Village in Lancashire, England

Charnock Richard is a small village and civil parish in the Borough of Chorley, Lancashire, in England. The population of the civil parish taken at the 2011 census was 1,748.

==History==
The village was named in the early 13th century by the local landowner who gave the township his first name of Richard, to distinguish it from neighbouring Heath Charnock. It is situated on the A49 road, which leads from Preston to Wigan.

The manor house, Park Hall, dates from the 10th century. It was the home of Henry de Lea who was beheaded, along with Adam Banastre, on Leyland Moor in 1315, after the abortive Banastre Rebellion.

==Local amenities==
Charnock Richard services, probably the area's most famous landmark, is a motorway service area, between junctions 27 and 28 of the M6 motorway. It was the first service station on the M6 when it opened in 1963 and is operated by Welcome Break. Next to it stands the derelict Camelot Theme Park, which closed in November 2012 due to insufficient visitors and financial problems.

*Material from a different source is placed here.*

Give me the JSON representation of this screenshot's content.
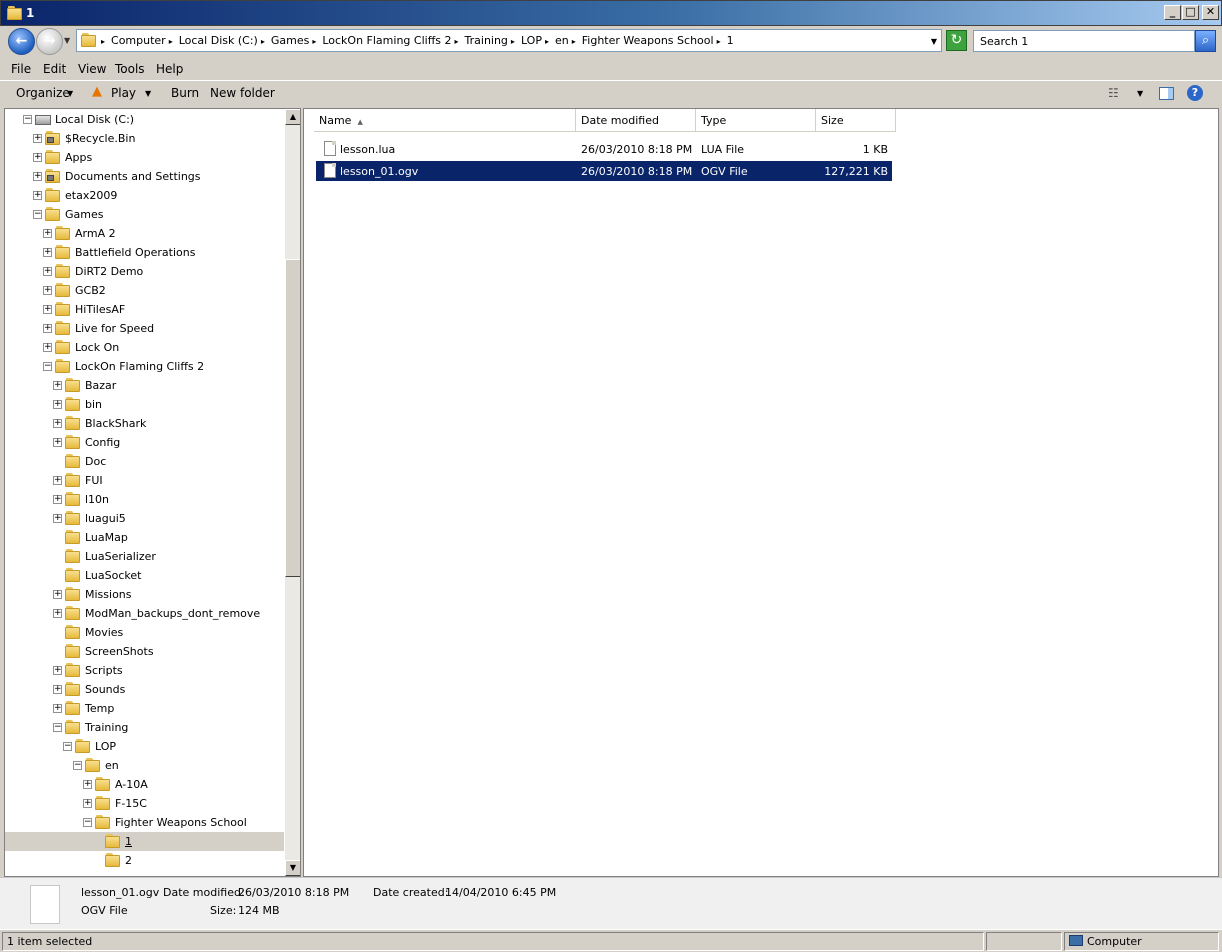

Charnock Richard Pasture is just off Freemans Lane, and is a Site of Special Scientific Interest. Christ Church, a church of the Church of England, was built in 1860.

==Sport==
The village football club, Charnock Richard F.C., plays at Mossie Park on Charter Lane.

Charnock Richard Golf Club, which opened in 1994, was a parkland golf course on the main A49 Preston Road and is set in 140 acre. It closed in July 2013, after being bought by businessman Dave Whelan.